Imagine a situação de não poder sair de casa com medo de perder urina….
Isto pode acontecer com qualquer mulher e as consequências emocionais são gigantes. A incontinência urinária caracteriza-se pela perda incontrolável de urina. É muito comum a ocorrência nas mulheres principalmente na pós-menopausa quando a incidência pode ser de até 70%.
Existem 3 tipos de perda de urina:
- Ao esforço: quando tosse, levantando peso, fazendo algum exercício físico;
- De Urgência: quando sente vontade de urinar e precisa sair correndo ao banheiro e muitas vezes não dá tempo de chegar e perde urina;
- Mista: quando apresenta as duas situações anteriores juntas e é mais comum.
O assoalho pélvico é um conjunto de músculos, ligamentos e tecidos que sustentam toda a pelve, útero, reto e bexiga.
Quando as estruturas do assoalho pélvico enfraquecem podem ocorrer uma série de problemas para a mulher, incluindo a perda de urina.
A partir dos 40 anos existe uma perda progressiva de colágeno e elastina do corpo feminino.
Com a transição menopausal, por volta dos 45 anos, inicia-se também o processo de falência ovariana com diminuição progressiva, e do hormônio estrogênio que é responsável por manter o tônus e a umidade da região gênito-urinária.

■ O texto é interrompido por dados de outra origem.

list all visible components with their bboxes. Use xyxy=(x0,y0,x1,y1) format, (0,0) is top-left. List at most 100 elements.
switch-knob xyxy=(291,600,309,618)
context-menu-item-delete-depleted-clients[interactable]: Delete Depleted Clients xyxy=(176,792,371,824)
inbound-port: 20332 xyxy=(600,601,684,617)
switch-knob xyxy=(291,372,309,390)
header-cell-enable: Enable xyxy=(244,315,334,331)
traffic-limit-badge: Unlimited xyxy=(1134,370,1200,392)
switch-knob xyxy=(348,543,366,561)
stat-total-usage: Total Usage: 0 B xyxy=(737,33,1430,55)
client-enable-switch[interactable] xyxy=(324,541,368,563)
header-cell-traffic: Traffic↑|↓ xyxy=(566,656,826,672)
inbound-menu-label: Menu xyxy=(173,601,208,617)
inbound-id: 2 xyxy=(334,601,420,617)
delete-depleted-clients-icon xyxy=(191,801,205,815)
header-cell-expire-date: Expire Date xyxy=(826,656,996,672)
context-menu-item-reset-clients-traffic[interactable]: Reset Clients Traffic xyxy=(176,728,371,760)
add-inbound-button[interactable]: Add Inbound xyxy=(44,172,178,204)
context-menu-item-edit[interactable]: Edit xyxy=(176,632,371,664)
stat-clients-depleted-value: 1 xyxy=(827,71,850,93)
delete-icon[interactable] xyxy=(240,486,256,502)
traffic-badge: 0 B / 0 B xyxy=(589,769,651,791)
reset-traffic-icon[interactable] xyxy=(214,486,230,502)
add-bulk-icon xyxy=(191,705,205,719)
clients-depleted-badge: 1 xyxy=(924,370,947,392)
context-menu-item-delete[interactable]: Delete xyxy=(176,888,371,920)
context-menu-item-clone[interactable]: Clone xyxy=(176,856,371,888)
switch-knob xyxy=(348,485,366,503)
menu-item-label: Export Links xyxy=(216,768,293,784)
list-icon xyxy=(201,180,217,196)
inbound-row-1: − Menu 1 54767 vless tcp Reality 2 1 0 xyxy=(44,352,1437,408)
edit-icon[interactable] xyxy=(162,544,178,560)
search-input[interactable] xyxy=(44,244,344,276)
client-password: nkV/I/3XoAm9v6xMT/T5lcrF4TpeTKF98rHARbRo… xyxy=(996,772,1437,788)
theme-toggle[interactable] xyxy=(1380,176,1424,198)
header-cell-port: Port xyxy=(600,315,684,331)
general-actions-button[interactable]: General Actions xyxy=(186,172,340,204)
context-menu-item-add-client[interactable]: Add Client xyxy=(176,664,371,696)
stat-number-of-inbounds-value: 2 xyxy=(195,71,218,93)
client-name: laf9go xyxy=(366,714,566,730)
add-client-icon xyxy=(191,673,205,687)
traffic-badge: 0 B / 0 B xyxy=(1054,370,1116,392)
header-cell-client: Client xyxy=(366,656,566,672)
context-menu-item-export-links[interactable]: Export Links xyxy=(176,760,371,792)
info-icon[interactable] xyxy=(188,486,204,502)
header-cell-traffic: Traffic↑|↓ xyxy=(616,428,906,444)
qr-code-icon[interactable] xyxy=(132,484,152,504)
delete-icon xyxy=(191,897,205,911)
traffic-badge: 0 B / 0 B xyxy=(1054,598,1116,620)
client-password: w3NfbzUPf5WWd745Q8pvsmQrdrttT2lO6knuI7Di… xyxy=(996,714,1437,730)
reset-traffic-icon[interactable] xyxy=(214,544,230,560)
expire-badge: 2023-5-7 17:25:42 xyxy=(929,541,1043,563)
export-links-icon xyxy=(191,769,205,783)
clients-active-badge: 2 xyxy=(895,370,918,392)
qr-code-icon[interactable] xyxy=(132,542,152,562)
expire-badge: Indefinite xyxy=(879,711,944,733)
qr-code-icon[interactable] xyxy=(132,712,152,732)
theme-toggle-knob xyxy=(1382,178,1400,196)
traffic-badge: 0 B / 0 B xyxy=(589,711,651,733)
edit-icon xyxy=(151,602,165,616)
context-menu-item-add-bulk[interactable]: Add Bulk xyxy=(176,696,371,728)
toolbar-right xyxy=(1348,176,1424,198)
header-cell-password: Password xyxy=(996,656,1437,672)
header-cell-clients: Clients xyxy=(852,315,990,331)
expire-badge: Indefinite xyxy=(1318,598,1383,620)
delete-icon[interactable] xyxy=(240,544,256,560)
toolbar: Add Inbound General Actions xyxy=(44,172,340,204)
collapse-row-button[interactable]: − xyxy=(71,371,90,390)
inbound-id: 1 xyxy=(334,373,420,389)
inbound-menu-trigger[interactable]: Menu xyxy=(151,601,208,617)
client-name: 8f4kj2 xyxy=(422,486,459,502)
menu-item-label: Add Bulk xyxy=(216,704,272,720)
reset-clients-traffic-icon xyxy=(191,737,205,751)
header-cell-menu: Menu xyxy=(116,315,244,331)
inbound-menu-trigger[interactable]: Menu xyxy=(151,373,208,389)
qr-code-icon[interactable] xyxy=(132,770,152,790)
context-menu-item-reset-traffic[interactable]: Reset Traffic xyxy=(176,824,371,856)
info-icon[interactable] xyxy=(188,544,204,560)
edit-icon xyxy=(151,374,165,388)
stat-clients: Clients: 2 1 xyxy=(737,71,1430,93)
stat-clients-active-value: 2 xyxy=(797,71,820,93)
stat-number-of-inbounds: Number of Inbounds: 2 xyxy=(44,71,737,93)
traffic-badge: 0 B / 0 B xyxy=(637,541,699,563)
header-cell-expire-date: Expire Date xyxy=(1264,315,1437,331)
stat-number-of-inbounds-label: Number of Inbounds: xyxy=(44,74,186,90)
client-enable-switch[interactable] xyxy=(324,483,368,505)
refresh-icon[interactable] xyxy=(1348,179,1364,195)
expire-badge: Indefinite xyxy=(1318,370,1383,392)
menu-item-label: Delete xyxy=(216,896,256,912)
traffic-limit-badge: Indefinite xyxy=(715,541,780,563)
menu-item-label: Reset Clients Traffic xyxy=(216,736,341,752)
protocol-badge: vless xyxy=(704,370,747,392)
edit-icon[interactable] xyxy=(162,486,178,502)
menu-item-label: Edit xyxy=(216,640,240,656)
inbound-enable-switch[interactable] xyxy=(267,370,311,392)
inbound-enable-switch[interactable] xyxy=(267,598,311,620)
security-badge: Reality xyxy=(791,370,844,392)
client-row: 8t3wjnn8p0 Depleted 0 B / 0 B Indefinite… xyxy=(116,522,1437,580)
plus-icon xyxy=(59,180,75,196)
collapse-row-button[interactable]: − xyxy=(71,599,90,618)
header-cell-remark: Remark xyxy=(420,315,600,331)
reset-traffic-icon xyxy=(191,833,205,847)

A associação destes fatores, juntamente com uma dieta pobre em proteínas, falta de atividade física com perda de massa muscular e muitas vezes o atraso do início do tratamento para menopausa agrava muito este quadro.
Existem também outras situações de perda urinária em outras fases da vida da mulher:
- Gestação: pelo peso sobre o assoalho pélvico;
- Pós-cirurgia bariátrica: com emagrecimento e perda muscular;
- Obesidade;
- Distúrbios neurológicos;
- Traumas do parto;
- Predisposição genética
Como devemos fazer a prevenção?
- Atividade física regular com exercícios pélvicos;
- Fisioterapia pélvica;
- Boa alimentação;
- Não manter a bexiga cheia por muito tempo;
- Tratamento da constipação intestinal;
- Eletromagnetismo pélvico localizado com a cadeira EMSELLA;
- Tratamento de doenças e comorbidades pré-existentes como diabetes, hipertensão arterial sistêmica e doenças da tireoide.
Tratamento:
É importante salientar que o cuidado de uma maneira geral com hábitos saudáveis é fundamental. Para os casos mais graves, normalmente associados a prolapsos genitais, o tratamento é cirúrgico. Para quadros de perda leve a moderada, podemos utilizar todas as tecnologias da ginecologia regenerativa.
Quais são as tecnologias?
- Laser e radiofrequência não ablativa para o estímulo de colágeno local e melhorando o trofismo vaginal e sustentação da uretra;
- Eletromagnetismo pélvico com estímulo dos músculos do assoalho pélvico através da cadeira EMSELLA de forma preventiva ou terapêutica.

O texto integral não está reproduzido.